Chinese arbitrage support

Rising energy costs and higher seaborne freight rates amid ongoing geopolitical tensions lent firm cost-side support to China's alumina market from early March.

Chinese alumina prices in both spot and futures markets strengthened through mid-March, as sentiment shifted on concerns over potential disruptions to bauxite supply after indications that Guinea may tighten oversight of exports.

According to Vural Burc Cakır, founder and director of the Africa Mining Community, talks between the Guinean government and miners could lead to supply curbs, though he cautioned that coordinated production or export cuts would be difficult to implement, Platts reported on March 20. Market sources said no concrete policy changes had been introduced, with developments still being monitored.
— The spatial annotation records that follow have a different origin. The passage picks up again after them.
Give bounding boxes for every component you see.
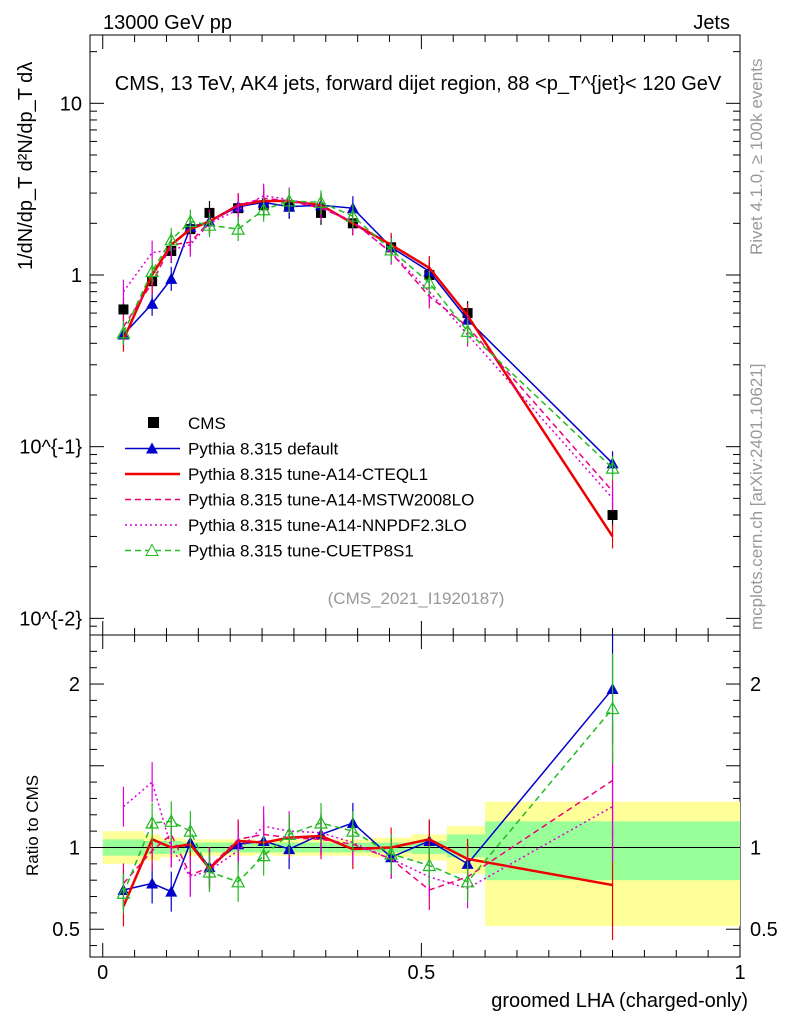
series-marker — [145, 264, 160, 277]
ratio-series-line — [122, 780, 613, 890]
rivet-label: Rivet 4.1.0, ≥ 100k events — [747, 59, 766, 255]
ratio-series-layer — [116, 633, 620, 941]
series-marker — [116, 325, 131, 339]
ratio-y-label: Ratio to CMS — [23, 775, 42, 876]
ratio-y-tick-label: 2 — [69, 674, 80, 696]
legend-label: Pythia 8.315 tune-A14-CTEQL1 — [188, 465, 428, 484]
ratio-y-axis: 0.5 0.5 1 1 2 2 — [52, 650, 778, 947]
main-series-layer — [116, 183, 620, 549]
series-marker — [345, 823, 360, 837]
ratio-plot-frame — [89, 634, 741, 958]
main-series-line — [122, 194, 614, 499]
series-marker — [231, 221, 246, 235]
series-marker — [165, 272, 178, 284]
legend-label: Pythia 8.315 tune-A14-MSTW2008LO — [188, 491, 474, 510]
ratio-series-line — [122, 708, 614, 894]
series-marker — [605, 460, 620, 474]
x-tick-label: 0 — [97, 962, 108, 984]
series-marker — [384, 242, 399, 256]
main-series-line — [122, 200, 614, 469]
ratio-uncertainty-bands — [90, 801, 740, 926]
series-marker — [422, 858, 437, 872]
main-y-tick-label: 10^{-2} — [19, 608, 82, 630]
series-marker — [282, 827, 297, 841]
ratio-y-tick-label-right: 1 — [750, 837, 761, 859]
series-marker — [422, 275, 437, 289]
legend-marker — [145, 543, 159, 556]
ratio-y-tick-label: 1 — [69, 837, 80, 859]
legend: CMS Pythia 8.315 default Pythia 8.315 tune… — [125, 414, 474, 561]
legend-marker — [148, 417, 159, 428]
series-marker — [183, 214, 198, 228]
analysis-tag: (CMS_2021_I1920187) — [328, 589, 505, 608]
main-y-tick-label: 10^{-1} — [19, 437, 82, 459]
series-marker — [145, 815, 160, 829]
main-y-label: 1/dN/dp_T d²N/dp_T dλ — [15, 62, 37, 270]
series-marker — [605, 701, 620, 715]
cms-data-point — [118, 304, 129, 315]
series-marker — [183, 823, 198, 837]
ratio-y-tick-label: 0.5 — [52, 919, 80, 941]
x-axis-label: groomed LHA (charged-only) — [491, 990, 748, 1012]
main-plot-title: CMS, 13 TeV, AK4 jets, forward dijet reg… — [115, 73, 722, 95]
stat-uncertainty-band — [446, 834, 486, 858]
legend-label: CMS — [188, 414, 226, 433]
ratio-series-line — [122, 779, 613, 891]
main-series-line — [122, 201, 614, 464]
series-marker — [116, 886, 131, 899]
series-marker — [202, 864, 217, 878]
ratio-y-tick-label-right: 2 — [750, 674, 761, 696]
legend-label: Pythia 8.315 tune-A14-NNPDF2.3LO — [188, 516, 467, 535]
series-marker — [256, 202, 271, 216]
ratio-series-line — [122, 834, 613, 907]
series-marker — [460, 874, 475, 888]
cms-data-point — [607, 510, 618, 520]
main-series-line — [122, 197, 614, 492]
series-marker — [282, 193, 297, 207]
legend-label: Pythia 8.315 default — [188, 440, 339, 459]
legend-label: Pythia 8.315 tune-CUETP8S1 — [188, 542, 414, 561]
series-marker — [231, 874, 246, 888]
header-right: Jets — [693, 12, 730, 34]
header-left: 13000 GeV pp — [103, 12, 232, 34]
series-marker — [384, 846, 399, 860]
main-series-line — [122, 199, 614, 538]
legend-marker — [146, 442, 158, 454]
series-marker — [202, 217, 217, 231]
main-y-axis: 10^{-2} 10^{-1} 1 10 — [19, 51, 740, 636]
mcplots-label: mcplots.cern.ch [arXiv:2401.10621] — [747, 364, 766, 630]
ratio-y-tick-label-right: 0.5 — [750, 919, 778, 941]
series-marker — [164, 232, 179, 246]
main-y-tick-label: 10 — [60, 93, 82, 115]
main-y-tick-label: 1 — [71, 265, 82, 287]
series-marker — [256, 848, 271, 862]
series-marker — [146, 877, 159, 889]
series-marker — [313, 195, 329, 208]
series-marker — [345, 208, 360, 222]
series-marker — [313, 815, 329, 829]
series-marker — [146, 297, 159, 309]
series-marker — [164, 814, 179, 827]
x-tick-label: 1 — [734, 962, 745, 984]
series-marker — [460, 324, 475, 337]
series-marker — [165, 885, 178, 897]
x-tick-label: 0.5 — [407, 962, 435, 984]
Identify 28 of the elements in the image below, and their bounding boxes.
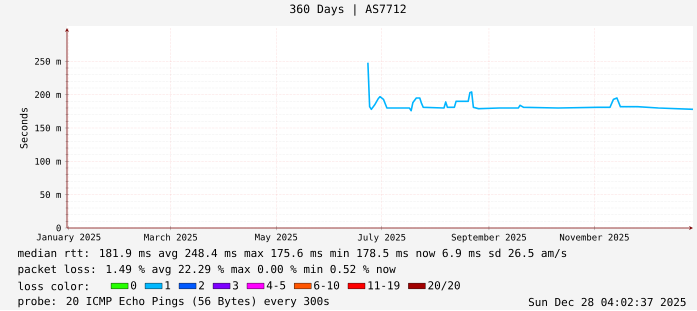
legend-label: 20/20	[428, 281, 460, 290]
legend-title: loss color:	[18, 282, 88, 290]
y-tick-label: 100 m	[35, 158, 61, 165]
legend-label: 0	[131, 281, 136, 290]
y-tick-label: 250 m	[35, 58, 61, 65]
legend-label: 4-5	[266, 281, 286, 290]
text: median rtt: 181.9 ms avg 248.4 ms max 175.6 ms min 178.5 ms now 6.9 ms sd 26.5 am/s	[18, 248, 566, 260]
y-tick-label: 50 m	[40, 191, 61, 198]
x-tick-label: May 2025	[255, 234, 298, 242]
y-axis-title: Seconds	[20, 108, 28, 148]
legend-label: 2	[199, 281, 204, 290]
x-tick-label: November 2025	[560, 234, 629, 241]
x-tick-label: March 2025	[144, 234, 198, 241]
legend-label: 11-19	[368, 281, 400, 290]
legend-label: 1	[166, 281, 170, 290]
x-tick-label: September 2025	[452, 234, 526, 242]
y-tick-label: 150 m	[35, 124, 61, 132]
chart-title: 360 Days | AS7712	[290, 4, 406, 16]
text: Sun Dec 28 04:02:37 2025	[528, 298, 686, 306]
legend-label: 3	[232, 281, 238, 290]
line-series	[367, 62, 694, 112]
x-tick-label: January 2025	[36, 234, 100, 242]
text: probe: 20 ICMP Echo Pings (56 Bytes) every 300s	[18, 296, 329, 308]
legend-label: 6-10	[314, 281, 340, 290]
y-tick-label: 200 m	[35, 91, 61, 98]
text: packet loss: 1.49 % avg 22.29 % max 0.00 % min 0.52 % now	[18, 264, 396, 276]
y-tick-label: 0	[56, 224, 61, 232]
x-tick-label: July 2025	[358, 234, 406, 243]
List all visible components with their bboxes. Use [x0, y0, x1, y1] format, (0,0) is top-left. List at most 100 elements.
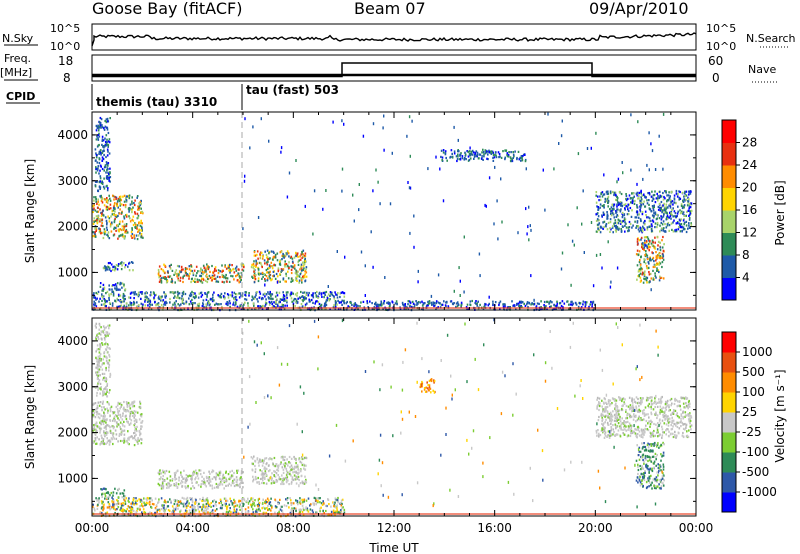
scatter-cell — [117, 214, 119, 217]
scatter-cell — [651, 244, 654, 247]
scatter-cell — [254, 297, 256, 300]
scatter-cell — [113, 226, 116, 229]
scatter-cell — [235, 275, 237, 278]
scatter-cell — [547, 112, 549, 116]
scatter-cell — [96, 413, 98, 416]
scatter-cell — [105, 331, 108, 334]
scatter-cell — [140, 235, 142, 239]
scatter-cell — [678, 190, 680, 193]
scatter-cell — [189, 300, 192, 303]
scatter-cell — [282, 463, 285, 466]
scatter-cell — [290, 280, 292, 283]
scatter-cell — [218, 295, 220, 298]
scatter-cell — [596, 212, 599, 215]
scatter-cell — [690, 190, 692, 193]
scatter-cell — [195, 481, 198, 484]
scatter-cell — [621, 216, 624, 219]
scatter-cell — [605, 225, 607, 228]
scatter-cell — [101, 296, 104, 299]
scatter-cell — [561, 119, 563, 123]
scatter-cell — [136, 301, 138, 304]
scatter-cell — [148, 303, 151, 306]
scatter-cell — [293, 474, 296, 477]
scatter-cell — [106, 128, 109, 131]
scatter-cell — [120, 504, 123, 507]
scatter-cell — [268, 252, 270, 255]
scatter-cell — [381, 303, 383, 306]
scatter-cell — [92, 235, 94, 238]
scatter-cell — [430, 301, 433, 304]
scatter-cell — [124, 264, 127, 267]
scatter-cell — [99, 443, 101, 446]
scatter-cell — [129, 217, 131, 220]
scatter-cell — [662, 215, 665, 218]
scatter-cell — [631, 201, 634, 205]
scatter-cell — [247, 506, 250, 509]
scatter-cell — [112, 206, 115, 210]
scatter-cell — [231, 264, 233, 267]
scatter-cell — [113, 417, 115, 420]
scatter-cell — [620, 208, 622, 211]
scatter-cell — [102, 224, 104, 228]
scatter-cell — [229, 268, 231, 271]
scatter-cell — [326, 299, 328, 302]
scatter-cell — [657, 244, 659, 247]
scatter-cell — [195, 476, 197, 479]
nave-trace — [92, 62, 696, 78]
scatter-cell — [273, 251, 275, 254]
scatter-cell — [204, 483, 206, 486]
scatter-cell — [109, 203, 112, 206]
scatter-cell — [184, 292, 187, 296]
scatter-cell — [178, 304, 181, 307]
scatter-cell — [610, 206, 613, 209]
scatter-cell — [651, 149, 654, 153]
scatter-cell — [280, 146, 283, 150]
scatter-cell — [226, 280, 228, 283]
scatter-cell — [592, 300, 595, 303]
scatter-cell — [627, 209, 630, 212]
scatter-cell — [603, 173, 605, 177]
scatter-cell — [94, 296, 96, 299]
scatter-cell — [598, 199, 600, 202]
scatter-cell — [162, 276, 164, 279]
scatter-cell — [630, 113, 632, 117]
scatter-cell — [191, 474, 194, 477]
scatter-cell — [100, 421, 103, 424]
scatter-cell — [234, 298, 237, 301]
scatter-cell — [180, 270, 182, 274]
scatter-cell — [239, 304, 241, 307]
scatter-cell — [358, 208, 360, 212]
scatter-cell — [293, 455, 295, 459]
scatter-cell — [166, 477, 169, 480]
scatter-cell — [469, 146, 471, 150]
scatter-cell — [301, 261, 304, 264]
scatter-cell — [641, 213, 644, 216]
scatter-cell — [103, 431, 105, 434]
scatter-cell — [597, 226, 599, 229]
scatter-cell — [179, 271, 181, 274]
scatter-cell — [174, 303, 176, 306]
scatter-cell — [671, 200, 674, 203]
scatter-cell — [278, 291, 281, 294]
scatter-cell — [601, 215, 603, 218]
scatter-cell — [155, 293, 157, 296]
scatter-cell — [636, 210, 639, 213]
scatter-cell — [636, 278, 638, 281]
scatter-cell — [106, 208, 109, 211]
scatter-cell — [101, 197, 103, 200]
scatter-cell — [512, 156, 514, 160]
scatter-cell — [293, 297, 296, 301]
scatter-cell — [288, 261, 290, 264]
scatter-cell — [335, 505, 338, 508]
scatter-cell — [222, 295, 225, 298]
scatter-cell — [650, 195, 653, 198]
scatter-cell — [688, 213, 691, 217]
scatter-cell — [102, 438, 105, 441]
scatter-cell — [625, 198, 627, 201]
scatter-cell — [134, 435, 136, 438]
scatter-cell — [477, 157, 480, 160]
scatter-cell — [191, 476, 193, 479]
scatter-cell — [133, 424, 136, 427]
scatter-cell — [133, 292, 136, 295]
scatter-cell — [213, 299, 215, 302]
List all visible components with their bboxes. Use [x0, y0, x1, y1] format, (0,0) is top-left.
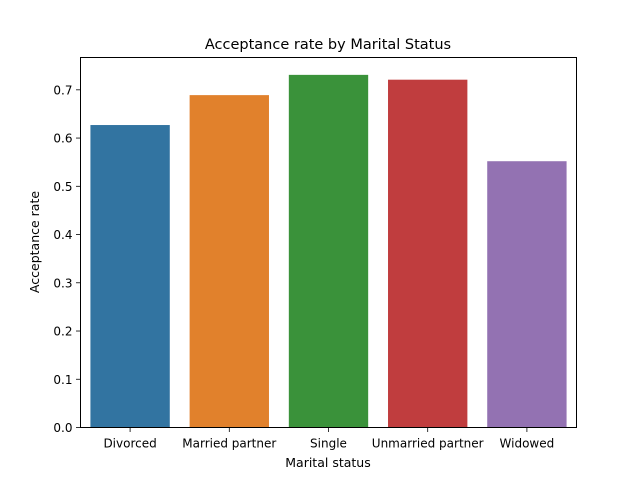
y-tick-label: 0.6: [53, 132, 72, 146]
x-tick-label: Widowed: [500, 437, 555, 451]
bars-group: [90, 74, 567, 428]
y-tick-label: 0.3: [53, 276, 72, 290]
x-tick-label: Single: [310, 437, 347, 451]
bar-divorced: [90, 125, 170, 428]
y-tick-label: 0.7: [53, 83, 72, 97]
plot-frame: [80, 57, 577, 428]
x-tick-label: Unmarried partner: [372, 437, 484, 451]
y-tick-label: 0.0: [53, 421, 72, 435]
bar-single: [288, 74, 369, 428]
y-axis-label: Acceptance rate: [27, 191, 42, 293]
y-tick-label: 0.2: [53, 325, 72, 339]
bar-married-partner: [189, 95, 269, 428]
y-tick-label: 0.1: [53, 373, 72, 387]
chart-title: Acceptance rate by Marital Status: [205, 37, 451, 53]
x-tick-label: Divorced: [103, 437, 156, 451]
x-axis-label: Marital status: [285, 455, 370, 470]
y-ticks-group: 0.0 0.1 0.2 0.3 0.4 0.5 0.6 0.7: [53, 83, 81, 435]
x-tick-label: Married partner: [182, 437, 276, 451]
y-tick-label: 0.4: [53, 228, 72, 242]
bar-unmarried-partner: [388, 79, 468, 428]
bar-widowed: [487, 161, 567, 428]
y-tick-label: 0.5: [53, 180, 72, 194]
x-ticks-group: Divorced Married partner Single Unmarried p…: [103, 427, 555, 451]
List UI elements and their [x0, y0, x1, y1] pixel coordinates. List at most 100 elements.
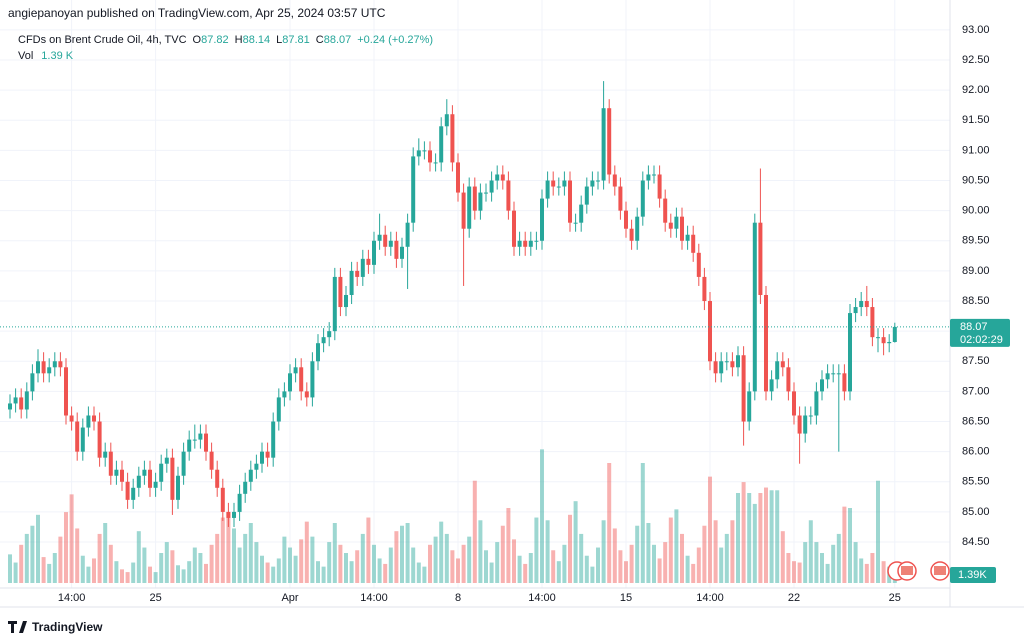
volume-bar	[394, 531, 399, 583]
volume-bar	[528, 553, 533, 583]
candle-body	[80, 427, 85, 452]
x-tick-label: 25	[889, 592, 901, 604]
candle-body	[36, 361, 40, 374]
volume-bar	[635, 525, 640, 583]
close-label: C	[316, 34, 324, 46]
candle-body	[556, 186, 561, 188]
volume-bar	[52, 553, 57, 583]
volume-bar	[444, 533, 449, 583]
volume-bar	[428, 544, 432, 583]
candle-body	[708, 301, 712, 362]
candle-body	[758, 222, 763, 295]
candle-body	[601, 108, 606, 181]
volume-bar	[685, 555, 690, 583]
candle-body	[293, 367, 298, 374]
volume-bar	[226, 512, 231, 583]
candle-body	[752, 222, 757, 392]
candle-body	[41, 361, 46, 374]
candle-body	[685, 234, 690, 241]
volume-bar	[288, 547, 292, 583]
candle-body	[8, 403, 12, 410]
volume-bar	[741, 482, 746, 583]
candle-body	[534, 240, 539, 242]
volume-bar	[327, 542, 332, 583]
candle-body	[775, 361, 780, 380]
candle-body	[232, 511, 236, 518]
x-tick-label: Apr	[281, 592, 298, 604]
candle-body	[545, 180, 550, 199]
candle-body	[568, 180, 572, 223]
candle-body	[164, 457, 169, 464]
candle-body	[713, 361, 718, 374]
candle-body	[377, 234, 382, 241]
candle-body	[204, 433, 208, 452]
volume-bar	[775, 490, 780, 583]
candle-body	[92, 415, 96, 422]
volume-bar	[372, 544, 376, 583]
volume-bar	[752, 503, 757, 583]
volume-bar	[220, 517, 225, 583]
volume-value: 1.39 K	[41, 50, 73, 62]
volume-bar	[125, 572, 130, 583]
volume-bar	[601, 520, 606, 583]
published-note: angiepanoyan published on TradingView.co…	[8, 6, 386, 20]
candle-body	[506, 180, 511, 211]
volume-bar	[41, 557, 46, 583]
volume-bar	[433, 536, 438, 583]
volume-bar	[842, 506, 847, 583]
volume-bar	[456, 558, 460, 583]
volume-bar	[814, 542, 819, 583]
candle-body	[215, 469, 220, 488]
candle-body	[288, 373, 292, 392]
volume-bar	[713, 520, 718, 583]
volume-bar	[97, 533, 102, 583]
change-value: +0.24 (+0.27%)	[357, 34, 433, 46]
volume-bar	[551, 550, 556, 583]
volume-bar	[786, 553, 791, 583]
high-value: 88.14	[243, 34, 271, 46]
volume-bar	[36, 514, 40, 583]
y-tick-label: 88.50	[962, 295, 990, 307]
x-tick-label: 14:00	[360, 592, 388, 604]
candle-body	[456, 162, 460, 193]
volume-bar	[769, 490, 774, 583]
candle-body	[764, 294, 768, 392]
footer-logo: TradingView	[8, 620, 103, 634]
candle-body	[472, 186, 477, 211]
low-value: 87.81	[282, 34, 310, 46]
y-tick-label: 84.50	[962, 536, 990, 548]
event-icons	[887, 561, 950, 581]
volume-bar	[30, 525, 35, 583]
candle-body	[97, 421, 102, 458]
x-tick-label: 14:00	[696, 592, 724, 604]
candle-body	[198, 433, 203, 440]
candle-body	[159, 463, 164, 482]
candle-body	[579, 204, 584, 223]
flag-icon	[901, 566, 913, 575]
volume-bar	[523, 563, 528, 583]
candle-body	[573, 222, 578, 224]
volume-bar	[590, 566, 595, 583]
candle-body	[170, 457, 175, 500]
volume-bar	[747, 493, 752, 583]
volume-bar	[187, 561, 192, 583]
x-tick-label: 14:00	[528, 592, 556, 604]
volume-bar	[702, 525, 707, 583]
volume-bar	[349, 561, 354, 583]
y-tick-label: 87.00	[962, 385, 990, 397]
volume-tag: 1.39K	[958, 569, 987, 581]
x-tick-label: 14:00	[58, 592, 86, 604]
volume-bar	[730, 520, 735, 583]
volume-bar	[142, 547, 147, 583]
candle-body	[86, 415, 91, 428]
legend-ohlc: CFDs on Brent Crude Oil, 4h, TVC O87.82 H8…	[18, 34, 433, 46]
volume-bar	[176, 565, 180, 583]
y-tick-label: 85.00	[962, 506, 990, 518]
volume-bar	[836, 533, 841, 583]
candle-body	[388, 240, 393, 247]
candle-body	[114, 469, 119, 476]
y-tick-label: 89.50	[962, 235, 990, 247]
volume-bar	[64, 512, 68, 583]
volume-bar	[792, 561, 796, 583]
volume-bar	[573, 501, 578, 583]
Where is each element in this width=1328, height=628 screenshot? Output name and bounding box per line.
Bauxite prices remained underpinned by elevated freight costs linked to bunker price adjustments. The Platts-assessed Kamsar to China Capesize freight averaged $29.96/mt in March, up 22% quarter over quarter. Platts also assessed CIF China spot bauxite at $68/dmt April 9 for low temperature ore with 45% alumina and 3% silica, while FOB Guinea spot bauxite was assessed at $34/dmt.

Additionally, stronger Chinese alumina prices had absorbed ex-China surplus through an open import arbitrage, easing oversupply pressure on the FOB Australia market, sources said.

Sentiment, however, softened toward late March and early April, weighed by Middle East smelter curtailments and anticipated supply growth from new refinery projects in Guangxi, which are expected to add around 4 million mt/year of capacity by the end of Q2, subject to commissioning progress.

Looking ahead, FOB Australia alumina prices are expected to remain guided by the market's capacity to absorb surplus material through trade flows. While Chinese import arbitrage may underpin spot activity, sustained improvement in prices will likely require clearer evidence of a recovery in alumina demand and supply-side adjustments that tighten availability, particularly as new refining capacity continues to enter the market.